Jimmy S Harianto, eks wartawan Kompas, mengungkapkan bahwa kesetiakawanan yang ada pada wartawan olahraga merupakan hal yang unik.
Dia juga menyoroti pentingnya membangun kesetiakawanan di kalangan wartawan online agar bisa saling berbagi informasi.
Selain itu, Adhi Wargono, salah satu senior di Siwo PWI Jaya berharap agar para wartawan tetap sehat dan terus berkarya dalam meningkatkan prestasi olahraga di Indonesia.
Acara Bukber ini juga menjadi momentum persaudaraan dan dukungan untuk kemajuan PWI Jaya.
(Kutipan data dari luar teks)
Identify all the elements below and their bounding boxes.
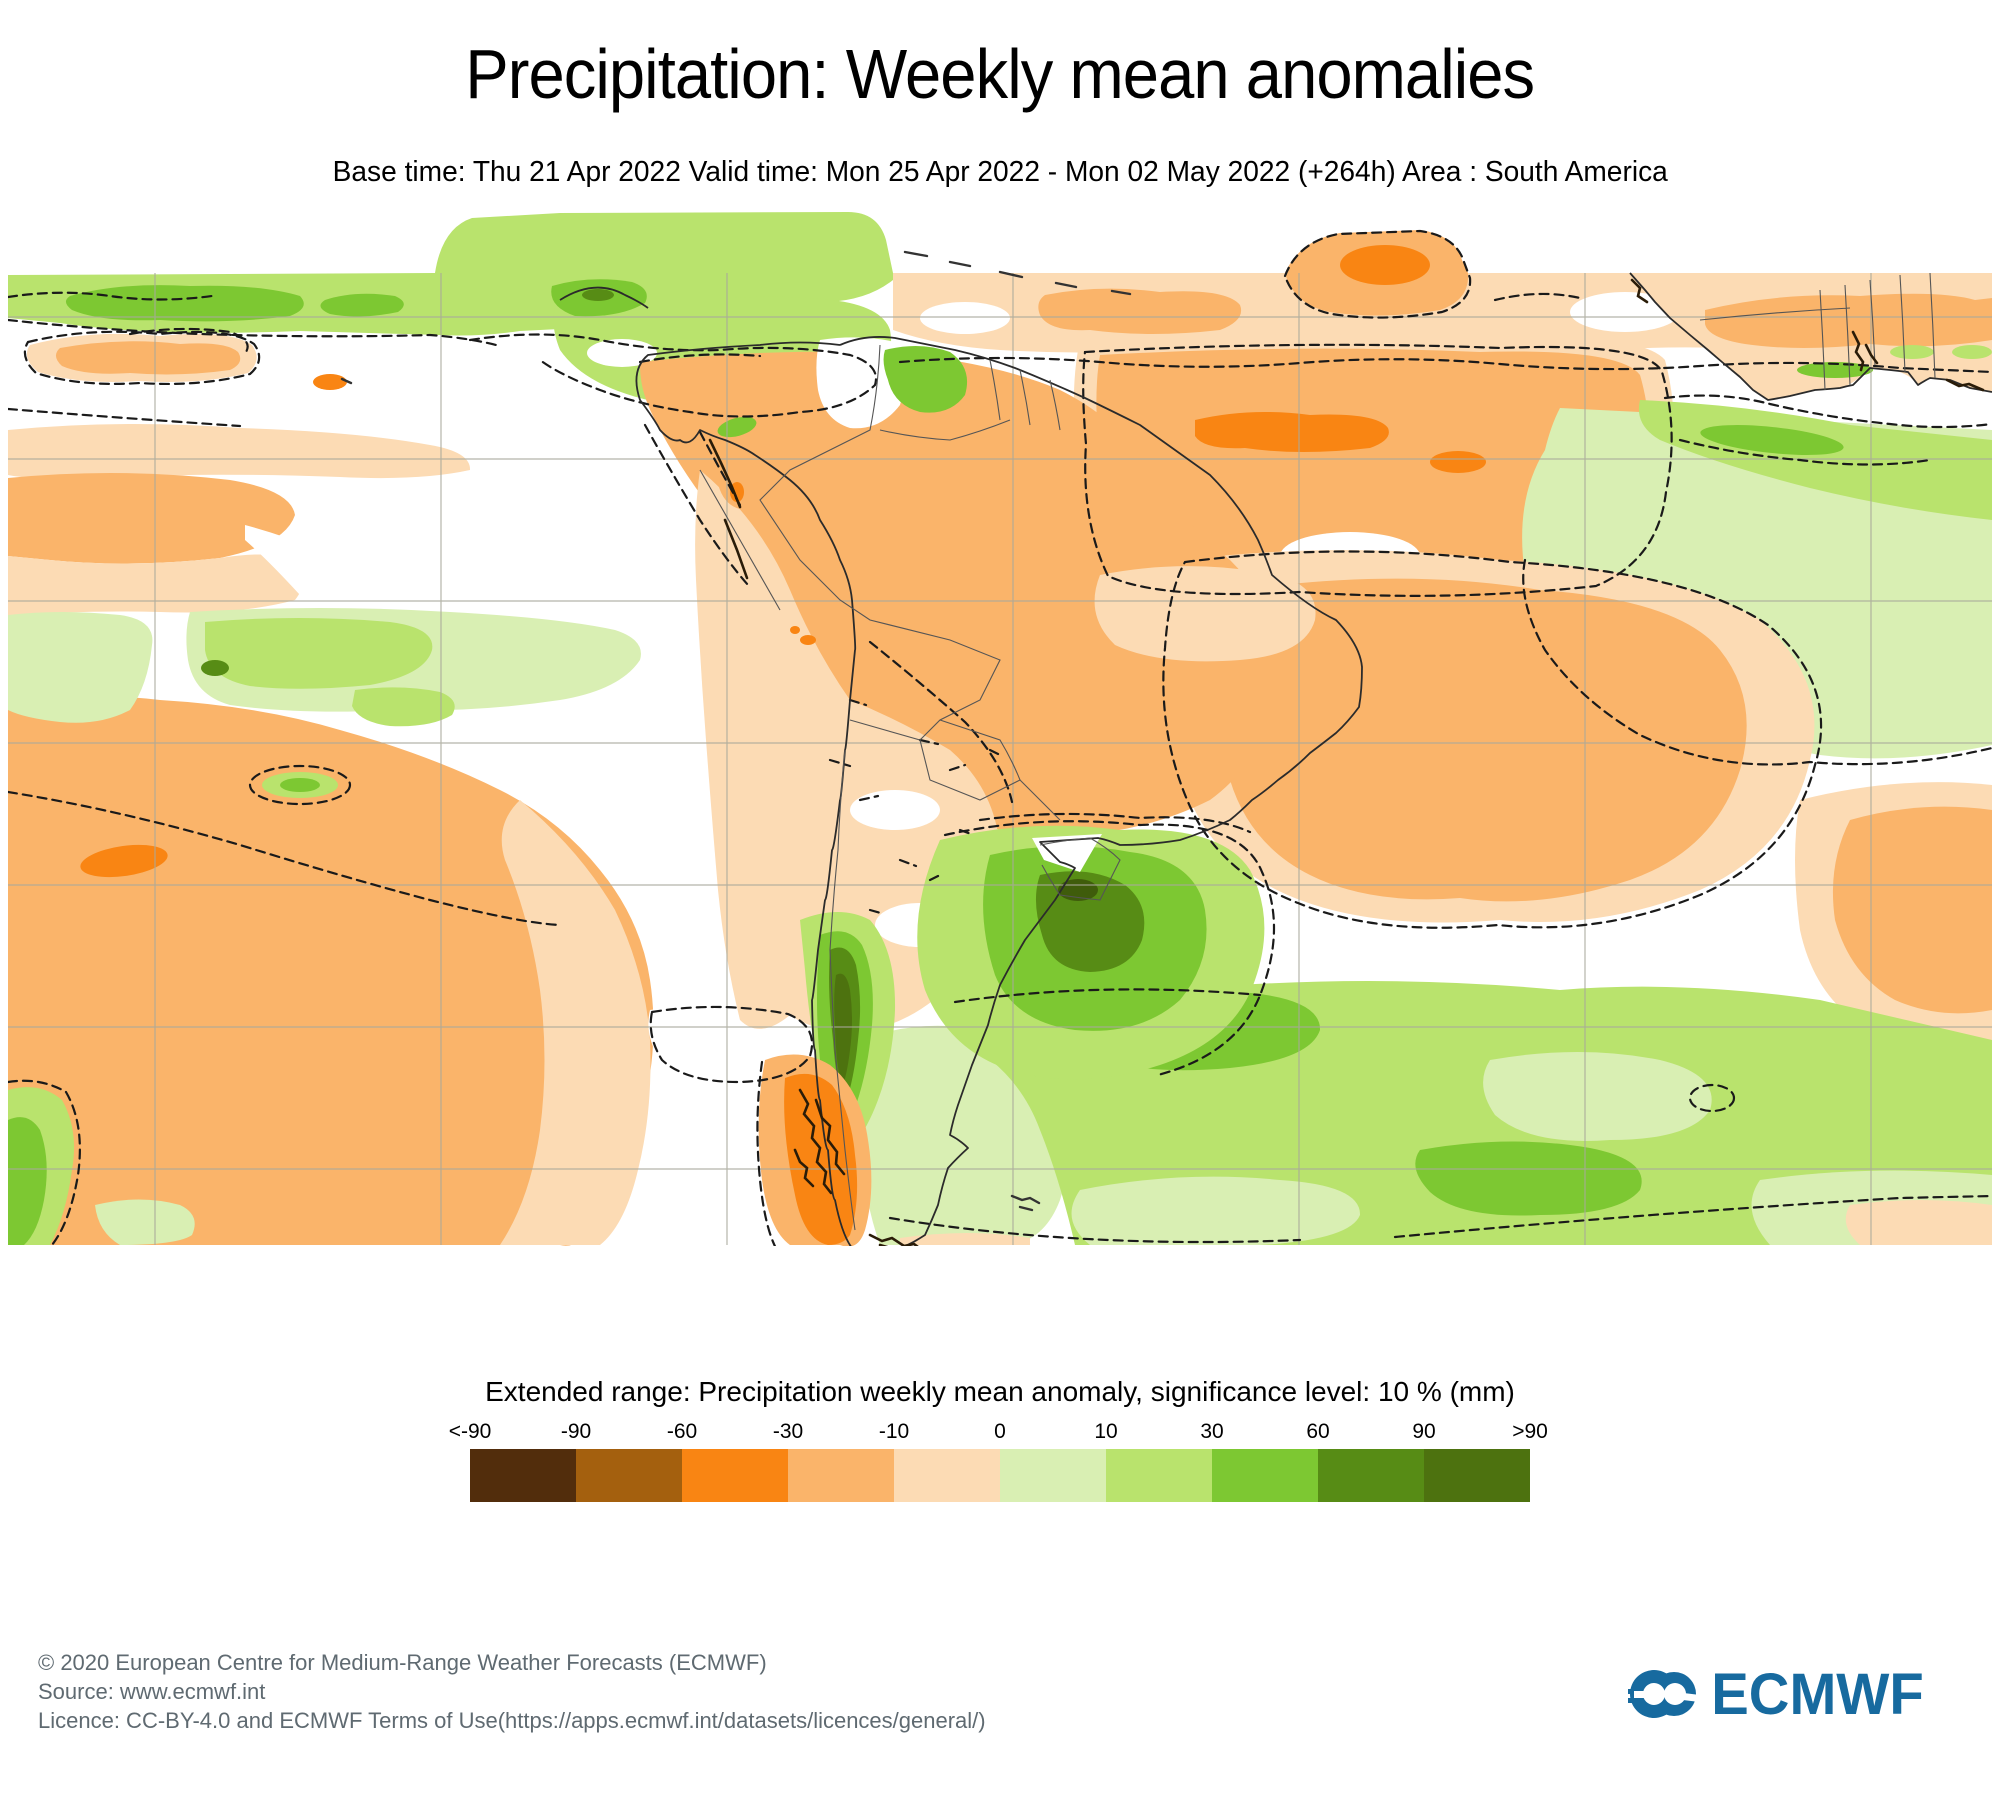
legend-tick-2: -60 (666, 1420, 698, 1443)
legend-segment-2 (682, 1449, 788, 1502)
legend-tick-9: 90 (1412, 1420, 1436, 1443)
island-marks (340, 250, 1132, 1212)
footer-source: Source: www.ecmwf.int (38, 1679, 266, 1704)
significance-contours (6, 229, 1994, 1254)
legend-tick-4: -10 (878, 1420, 910, 1443)
footer-copyright: © 2020 European Centre for Medium-Range … (38, 1650, 767, 1675)
legend-segment-1 (576, 1449, 682, 1502)
legend-segment-7 (1212, 1449, 1318, 1502)
legend-colorbar (470, 1449, 1530, 1502)
anomaly-fills (8, 212, 1992, 1247)
legend-tick-5: 0 (994, 1420, 1006, 1443)
legend-segment-8 (1318, 1449, 1424, 1502)
legend-tick-3: -30 (772, 1420, 804, 1443)
legend-tick-7: 30 (1200, 1420, 1224, 1443)
map-country-borders (699, 272, 1936, 1231)
legend-title: Extended range: Precipitation weekly mea… (485, 1376, 1515, 1407)
page-title: Precipitation: Weekly mean anomalies (465, 35, 1536, 113)
footer-licence: Licence: CC-BY-4.0 and ECMWF Terms of Us… (38, 1708, 986, 1733)
legend-segment-9 (1424, 1449, 1530, 1502)
legend-tick-0: <-90 (448, 1420, 492, 1443)
legend-segment-3 (788, 1449, 894, 1502)
legend-segment-6 (1106, 1449, 1212, 1502)
legend-segment-0 (470, 1449, 576, 1502)
anomaly-map-svg (6, 212, 1994, 1256)
ecmwf-logo-text: ECMWF (1711, 1661, 1924, 1727)
anomaly-map (6, 212, 1994, 1256)
legend-segment-5 (1000, 1449, 1106, 1502)
legend-tick-10: >90 (1512, 1420, 1548, 1443)
ecmwf-logo-icon (1628, 1670, 1698, 1718)
legend-tick-8: 60 (1306, 1420, 1330, 1443)
map-gridlines (8, 273, 1992, 1245)
legend-tick-1: -90 (560, 1420, 592, 1443)
legend-tick-6: 10 (1094, 1420, 1118, 1443)
map-coastlines (559, 272, 1993, 1256)
ecmwf-logo: ECMWF (1628, 1660, 1927, 1728)
footer: © 2020 European Centre for Medium-Range … (38, 1648, 986, 1735)
legend-tick-labels: <-90 -90 -60 -30 -10 0 10 30 60 90 >90 (449, 1420, 1548, 1444)
legend-segment-4 (894, 1449, 1000, 1502)
page-subtitle: Base time: Thu 21 Apr 2022 Valid time: M… (332, 156, 1668, 188)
Para wartawan berharap agar Kesit Budi Handoyo terpilih sebagai Ketua PWI Jaya pada pemilihan yang akan digelar pada 25 April 2024.
Sedangkan Raja Pane menambahkan harapannya agar acara seperti Halal bihalal kedepannya bisa digelar di tempat yang lebih representatif, seperti di GBK Senayan.
Dia juga menekankan pentingnya Kesit Budi Handoyo dalam menyampaikan pesan kepada tokoh sepakbola untuk membangkitkan kembali kondisi sepakbola di Indonesia.
Sedangkan Aktifis Sepakbola tanah air, Sarman El Hakim menyoroti bahwa peran PWI sangat penting dalam mengkritisi federasi sepakbola untuk memastikan kemajuan olahraga ini. Dia juga menegaskan bahwa Indonesia memiliki banyak potensi pemain muda yang harus dilestarikan.